The taxpayer must be able to justify the transfer pricing method selected, but the German tax authorities have the power to use a different method if that method proves to be the most appropriate. The application of an alternative transfer pricing method by the authorities could lead to an adjustment “if the results of that method are more feasible.” The taxpayer is supposed to provide the information requested by the tax authorities to apply the method they consider more appropriate. Except in cases where the method applied by the taxpayer is patently incorrect, it is questionable whether such request for information would be in accordance with the proportionality principle.
In the case of a hypothetical arm‘s length comparison, the taxpayer is expected to conduct “sensitivity analyses” that show how the determined value of the object changes depending on alternative assumptions and parameters.
The taxpayer’s duty to cooperate with the German tax authorities is breached if the taxpayer fails to disclose information that is within its possession or area of knowledge and/or if the taxpayer fails to comply with transfer pricing documentation requirements.

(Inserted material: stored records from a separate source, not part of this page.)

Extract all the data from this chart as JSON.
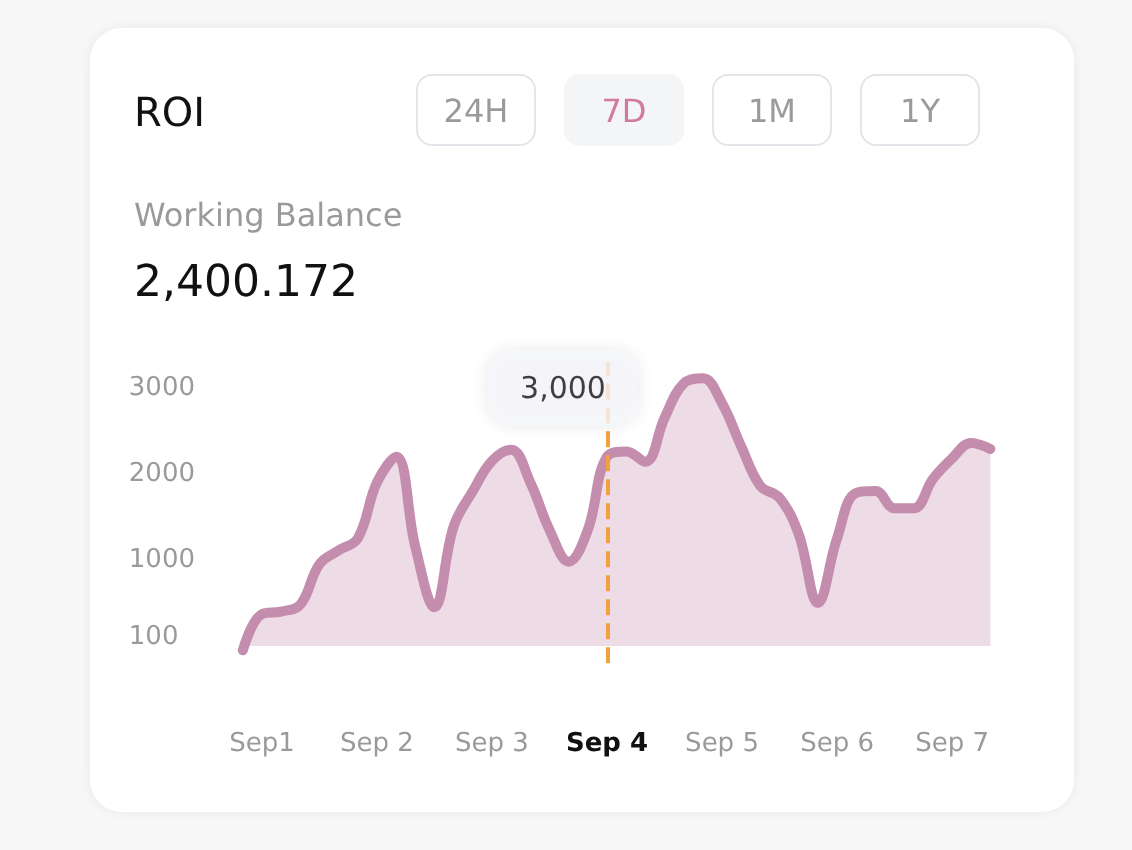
{
  "chart_data": {
    "type": "area",
    "title": "ROI",
    "subtitle": "Working Balance",
    "annotations": [
      "24H",
      "7D",
      "1M",
      "1Y",
      "2,400.172",
      {
        "text": "3,000",
        "x": "Sep 4",
        "y": 3000
      }
    ],
    "categories": [
      null,
      "Sep1",
      null,
      null,
      null,
      null,
      null,
      "Sep 2",
      null,
      null,
      null,
      null,
      null,
      "Sep 3",
      null,
      null,
      null,
      null,
      null,
      "Sep 4",
      null,
      null,
      null,
      null,
      null,
      "Sep 5",
      null,
      null,
      null,
      null,
      null,
      "Sep 6",
      null,
      null,
      null,
      null,
      null,
      "Sep 7",
      null,
      null
    ],
    "ylim": [
      -200,
      3300
    ],
    "yticks": [
      100,
      1000,
      2000,
      3000
    ],
    "grid": false,
    "marker": "none",
    "ref_lines": [
      {
        "axis": "x",
        "value": "Sep 4",
        "color": "#f5a040",
        "line_style": "dashed"
      }
    ],
    "series": [
      {
        "color": "#c48cad",
        "values": [
          -50,
          370,
          400,
          480,
          950,
          1110,
          1250,
          1900,
          2200,
          1150,
          450,
          1390,
          1800,
          2150,
          2280,
          1900,
          1350,
          980,
          1350,
          2200,
          2260,
          2140,
          2650,
          3050,
          3110,
          2820,
          2320,
          1860,
          1720,
          1300,
          500,
          1250,
          1780,
          1800,
          1600,
          1600,
          1940,
          2180,
          2360,
          2290
        ]
      }
    ]
  }
}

AP 2020 addresses the burden of establishing the facts, as well as the admissibility and use of estimated assessments where there has been a violation of the duty to cooperate. The AP clarifies that estimates of taxable income by the tax authorities must be reasonable, within the bounds of a range and not be arbitrary or punitive in nature. As mentioned above, if a taxpayer fails to comply with the documentation requirements under section 90(3) AO, the burden of proof shifts to the taxpayer to demonstrate that there has not been any reduction in its income.
In the case of gross violations, the tax authorities generally are required to determine the taxable base based on facts that are the least favourable—but still possible—for the taxpayer. According to the BMF, the tax authorities do not have to meet any heightened requirements when making an estimate of transfer prices. They may therefore use methods and data whose evidentiary value would not be sufficient for them to make an income adjustment in other circumstances; for example, the authorities may have recourse to tax authorities’ reference rates or industry averages. The BMF points out that the tax authorities’ ability to make an estimated assessment is not affected by whether or not the authorities previously made use of international legal and administrative assistance.
AP 2020 emphasises that, in terms of determining whether data is “usable,” the quality rather than the quantity of the data is decisive, although the German tax authorities can estimate taxable income even if the data is usable. However, if the transfer prices applied by the taxpayer are unlikely to be in line with the arm’s length principle, the tax authorities can make an adjustment if the price determined by the authorities is at least more likely. According to the AP 2020, this could be the case if, for example, the tax authorities apply a different transfer pricing method than the taxpayer and choose a database study as the estimation method. It does seem questionable whether the tax authorities have the power to estimate income where the taxpayer submits usable records.